"In reality it would takes hours for it go all over Mars and for the sky to turn blue."
One little pyramid ejecting air from the top (which would be about the equivalent of a smoke stack on a big factory, or a few/several factories combined) to create an atmosphere around an entire planet? It wouldn't take hours, it would take millennia, assuming there weren't other problems, which there are.

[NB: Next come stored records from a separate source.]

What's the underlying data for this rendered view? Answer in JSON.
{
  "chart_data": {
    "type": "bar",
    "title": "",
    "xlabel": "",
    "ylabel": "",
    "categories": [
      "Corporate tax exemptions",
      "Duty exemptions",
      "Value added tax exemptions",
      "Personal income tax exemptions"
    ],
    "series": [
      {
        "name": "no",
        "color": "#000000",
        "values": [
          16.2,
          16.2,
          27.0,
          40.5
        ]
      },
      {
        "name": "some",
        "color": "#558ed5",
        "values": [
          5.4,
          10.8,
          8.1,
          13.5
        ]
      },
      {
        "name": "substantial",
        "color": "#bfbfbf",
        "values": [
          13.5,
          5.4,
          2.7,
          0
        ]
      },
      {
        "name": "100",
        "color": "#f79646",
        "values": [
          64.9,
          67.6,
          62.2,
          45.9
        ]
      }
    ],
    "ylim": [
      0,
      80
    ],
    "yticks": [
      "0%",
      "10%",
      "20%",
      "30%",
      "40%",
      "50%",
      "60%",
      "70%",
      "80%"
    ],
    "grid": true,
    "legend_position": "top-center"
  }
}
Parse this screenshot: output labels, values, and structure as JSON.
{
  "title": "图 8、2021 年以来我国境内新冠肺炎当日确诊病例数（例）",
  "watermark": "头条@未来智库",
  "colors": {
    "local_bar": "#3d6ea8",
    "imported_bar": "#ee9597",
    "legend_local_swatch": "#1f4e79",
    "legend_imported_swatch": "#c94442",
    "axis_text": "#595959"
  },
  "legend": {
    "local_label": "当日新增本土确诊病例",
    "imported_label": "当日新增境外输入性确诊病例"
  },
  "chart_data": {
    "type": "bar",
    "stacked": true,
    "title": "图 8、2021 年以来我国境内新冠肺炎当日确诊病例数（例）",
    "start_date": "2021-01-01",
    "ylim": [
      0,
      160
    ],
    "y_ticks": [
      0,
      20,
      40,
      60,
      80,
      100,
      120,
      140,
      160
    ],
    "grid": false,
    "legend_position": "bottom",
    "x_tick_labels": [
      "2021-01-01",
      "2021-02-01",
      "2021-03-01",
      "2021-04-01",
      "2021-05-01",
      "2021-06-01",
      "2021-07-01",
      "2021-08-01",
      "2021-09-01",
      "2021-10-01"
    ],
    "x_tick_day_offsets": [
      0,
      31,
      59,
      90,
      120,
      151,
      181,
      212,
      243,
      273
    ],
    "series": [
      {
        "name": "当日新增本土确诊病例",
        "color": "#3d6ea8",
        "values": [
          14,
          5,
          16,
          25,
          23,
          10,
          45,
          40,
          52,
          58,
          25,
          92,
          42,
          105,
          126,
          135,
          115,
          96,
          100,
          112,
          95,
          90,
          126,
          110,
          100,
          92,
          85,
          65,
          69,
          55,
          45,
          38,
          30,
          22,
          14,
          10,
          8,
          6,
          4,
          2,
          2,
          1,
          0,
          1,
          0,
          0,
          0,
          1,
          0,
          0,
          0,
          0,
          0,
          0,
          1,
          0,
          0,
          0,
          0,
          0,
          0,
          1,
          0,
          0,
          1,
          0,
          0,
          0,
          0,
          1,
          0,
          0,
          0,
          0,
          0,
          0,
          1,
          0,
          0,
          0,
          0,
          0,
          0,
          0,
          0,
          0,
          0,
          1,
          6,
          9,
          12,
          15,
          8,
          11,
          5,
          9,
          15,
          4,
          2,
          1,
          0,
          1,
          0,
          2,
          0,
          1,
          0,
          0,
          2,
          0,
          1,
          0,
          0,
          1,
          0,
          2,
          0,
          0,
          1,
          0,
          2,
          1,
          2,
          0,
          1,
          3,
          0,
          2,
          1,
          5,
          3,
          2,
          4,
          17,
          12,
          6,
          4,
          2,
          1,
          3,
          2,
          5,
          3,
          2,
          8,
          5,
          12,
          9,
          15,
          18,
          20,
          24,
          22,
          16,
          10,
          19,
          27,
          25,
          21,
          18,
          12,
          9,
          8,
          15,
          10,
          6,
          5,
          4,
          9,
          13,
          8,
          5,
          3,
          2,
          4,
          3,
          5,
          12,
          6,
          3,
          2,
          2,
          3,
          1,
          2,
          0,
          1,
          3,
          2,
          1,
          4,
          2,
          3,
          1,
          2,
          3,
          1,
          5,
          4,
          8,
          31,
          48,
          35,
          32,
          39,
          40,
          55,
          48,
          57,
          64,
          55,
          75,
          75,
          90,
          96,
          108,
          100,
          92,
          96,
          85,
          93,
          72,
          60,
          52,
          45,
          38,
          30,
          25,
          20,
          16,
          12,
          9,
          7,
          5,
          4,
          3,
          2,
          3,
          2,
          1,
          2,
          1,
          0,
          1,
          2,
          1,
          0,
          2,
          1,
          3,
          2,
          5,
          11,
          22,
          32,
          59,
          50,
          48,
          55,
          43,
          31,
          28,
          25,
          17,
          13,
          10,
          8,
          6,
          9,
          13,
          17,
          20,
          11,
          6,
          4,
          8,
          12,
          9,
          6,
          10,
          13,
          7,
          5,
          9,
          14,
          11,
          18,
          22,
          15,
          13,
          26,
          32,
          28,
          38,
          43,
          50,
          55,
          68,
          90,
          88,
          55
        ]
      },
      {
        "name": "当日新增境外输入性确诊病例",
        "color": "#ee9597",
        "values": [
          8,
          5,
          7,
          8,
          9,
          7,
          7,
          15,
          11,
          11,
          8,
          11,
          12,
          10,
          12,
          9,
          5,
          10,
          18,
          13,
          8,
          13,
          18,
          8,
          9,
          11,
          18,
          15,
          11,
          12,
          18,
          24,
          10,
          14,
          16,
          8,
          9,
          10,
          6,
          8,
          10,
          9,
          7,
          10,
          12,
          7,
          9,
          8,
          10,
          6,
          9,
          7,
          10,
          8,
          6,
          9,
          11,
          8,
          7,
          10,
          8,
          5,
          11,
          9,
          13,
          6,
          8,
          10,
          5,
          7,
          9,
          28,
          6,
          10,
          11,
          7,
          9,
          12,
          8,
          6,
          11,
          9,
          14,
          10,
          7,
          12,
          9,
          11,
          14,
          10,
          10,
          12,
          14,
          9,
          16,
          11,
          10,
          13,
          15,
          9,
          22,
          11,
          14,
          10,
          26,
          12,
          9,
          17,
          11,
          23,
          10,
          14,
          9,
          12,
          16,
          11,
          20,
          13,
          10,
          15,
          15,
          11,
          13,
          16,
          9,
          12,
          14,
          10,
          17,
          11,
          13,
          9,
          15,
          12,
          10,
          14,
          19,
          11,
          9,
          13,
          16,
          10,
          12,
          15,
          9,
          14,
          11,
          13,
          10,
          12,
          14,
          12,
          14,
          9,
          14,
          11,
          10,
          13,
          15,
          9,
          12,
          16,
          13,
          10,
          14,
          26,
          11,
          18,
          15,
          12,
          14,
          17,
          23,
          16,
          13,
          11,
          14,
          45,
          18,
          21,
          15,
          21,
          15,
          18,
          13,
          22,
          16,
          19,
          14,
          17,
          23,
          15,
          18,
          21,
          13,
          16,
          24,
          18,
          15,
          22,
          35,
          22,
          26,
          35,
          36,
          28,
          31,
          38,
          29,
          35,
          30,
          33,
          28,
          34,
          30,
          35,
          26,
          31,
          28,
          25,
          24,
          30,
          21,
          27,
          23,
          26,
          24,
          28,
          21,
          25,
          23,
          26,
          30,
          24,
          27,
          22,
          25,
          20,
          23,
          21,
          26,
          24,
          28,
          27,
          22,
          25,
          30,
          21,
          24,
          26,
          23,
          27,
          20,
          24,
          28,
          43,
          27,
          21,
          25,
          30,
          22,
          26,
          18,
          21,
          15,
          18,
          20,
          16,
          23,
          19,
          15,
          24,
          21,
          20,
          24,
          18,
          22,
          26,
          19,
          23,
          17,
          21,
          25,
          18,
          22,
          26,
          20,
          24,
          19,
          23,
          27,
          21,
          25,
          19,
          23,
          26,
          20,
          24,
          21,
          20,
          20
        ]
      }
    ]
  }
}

You can't just pump oxygen into the Martian atmosphere and expect it to remain as pure oxygen. Oxygen is highly reactive; readily forming compounds (e.g., oxides) with nearly all other elements. That's why metals and other things oxidize (called "rust" when it happens to iron, AKA: iron oxide). You need something which constantly produces oxygen in order to counteract all the oxygen that is being effectively lost due to it forming compounds with other elements, and one little oxygen-producing reactor isn't going to cut it for an entire planet; not even close. On earth, plant-life produces oxygen as a byproduct of photosynthesis, with about half of it coming from plant life in our oceans, and the other half coming from trees, shrubs, grasses, etc., on land. Even with all of that oxygen production constantly going on all over Earth since ~forever, oxygen only accounts for ~21% of our atmosphere, with most of the remainder being nitrogen (which, unlike oxygen, is more or less inert).